Weaker April jobs growth figures do not bode well for policymakers who would like to see economic improvements in the near future, economists said Friday.
Analysts with Capital Economics said business surveys for the month of April indicate the global economy began the second quarter with a steady, but “subdued” growth rate near 3%.
Still, the research team believes the U.S. and European economies are about to travel more divergent paths.
Capital Economics says the growth rate in the U.S. is sufficient enough to keep the Federal Reserve from implementing QE3, or an additional round of economic stimulus. Still, the report said weak payroll figures for the month of April — with only 115,000 jobs added — reinforces the view that unemployment will not drop fast enough to prompt the Fed to tighten its economic policies anytime soon.
The lower-than-expected job growth figures for April prompted Doug Duncan, chief economist with Fannie Mae, to call the Labor Department’s most recent report “bearish in almost every aspect.”

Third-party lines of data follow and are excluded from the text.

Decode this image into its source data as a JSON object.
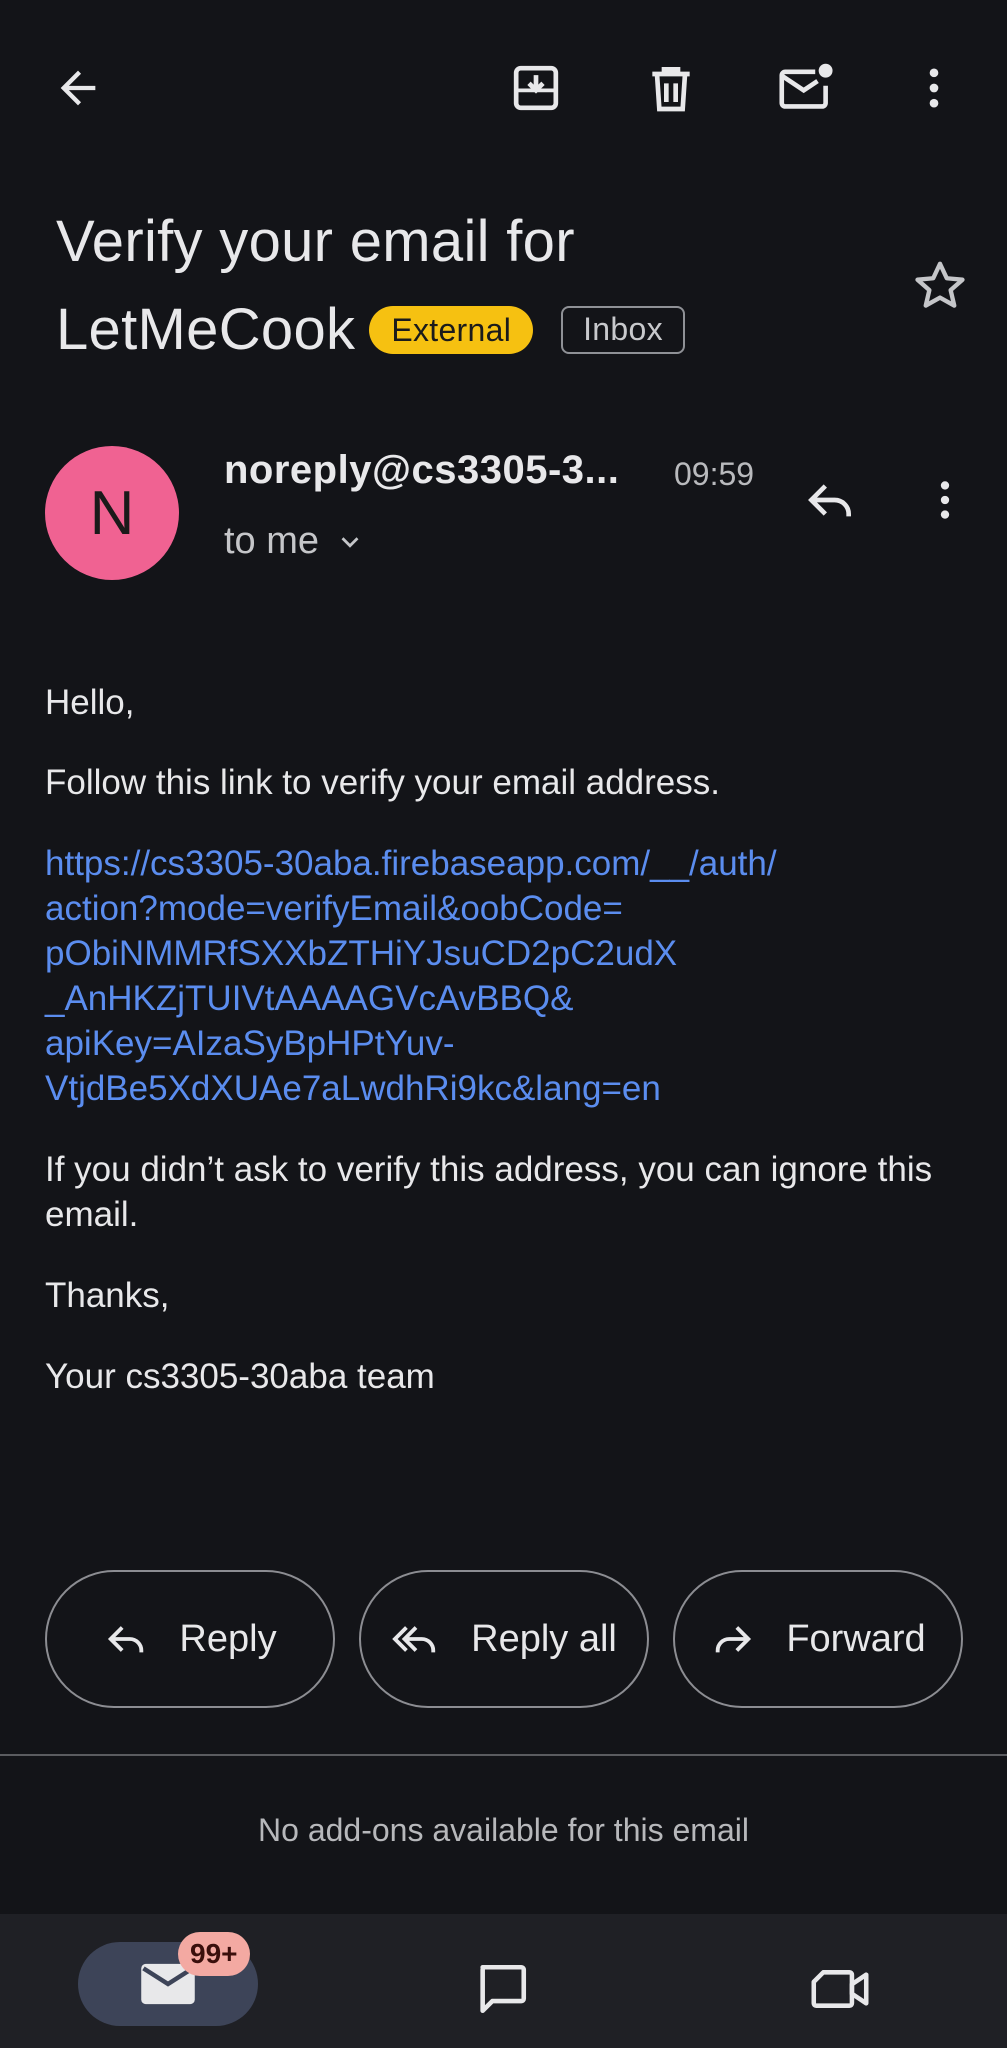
{
  "toolbar": {
    "back_icon": "arrow-back-icon",
    "archive_icon": "archive-icon",
    "delete_icon": "trash-icon",
    "mark_unread_icon": "mark-unread-icon",
    "more_icon": "more-vert-icon"
  },
  "email": {
    "subject_line1": "Verify your email for",
    "subject_line2": "LetMeCook",
    "label_external": "External",
    "label_inbox": "Inbox",
    "sender_initial": "N",
    "sender_name": "noreply@cs3305-3...",
    "time": "09:59",
    "recipient": "to me",
    "body": {
      "greeting": "Hello,",
      "instruction": "Follow this link to verify your email address.",
      "link_lines": [
        "https://cs3305-30aba.firebaseapp.com/__/auth/",
        "action?mode=verifyEmail&oobCode=",
        "pObiNMMRfSXXbZTHiYJsuCD2pC2udX",
        "_AnHKZjTUIVtAAAAGVcAvBBQ&",
        "apiKey=AIzaSyBpHPtYuv-",
        "VtjdBe5XdXUAe7aLwdhRi9kc&lang=en"
      ],
      "ignore_note": "If you didn’t ask to verify this address, you can ignore this email.",
      "thanks": "Thanks,",
      "signature": "Your cs3305-30aba team"
    }
  },
  "actions": {
    "reply": "Reply",
    "reply_all": "Reply all",
    "forward": "Forward"
  },
  "addons_text": "No add-ons available for this email",
  "bottom_nav": {
    "mail_badge": "99+"
  },
  "colors": {
    "background": "#131418",
    "link": "#5b8def",
    "external_chip": "#f6c111",
    "avatar": "#f06292",
    "badge": "#f3a9a2"
  }
}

“The one mildly bright note was a 53,000 upward revision of payrolls over the prior two months, resulting in the average monthly gain in the three months ending in April moderating to 176,000, from 218,000 over the three-month period ending in January,” he said.
“If the slower pace of hiring is partly due to the payback from warm winter weather, then we may see some pickup in coming months. However, it will take some time to confirm whether this will turn out to be a temporary lull or a repeat of prior years’ disappointment after a promising start.”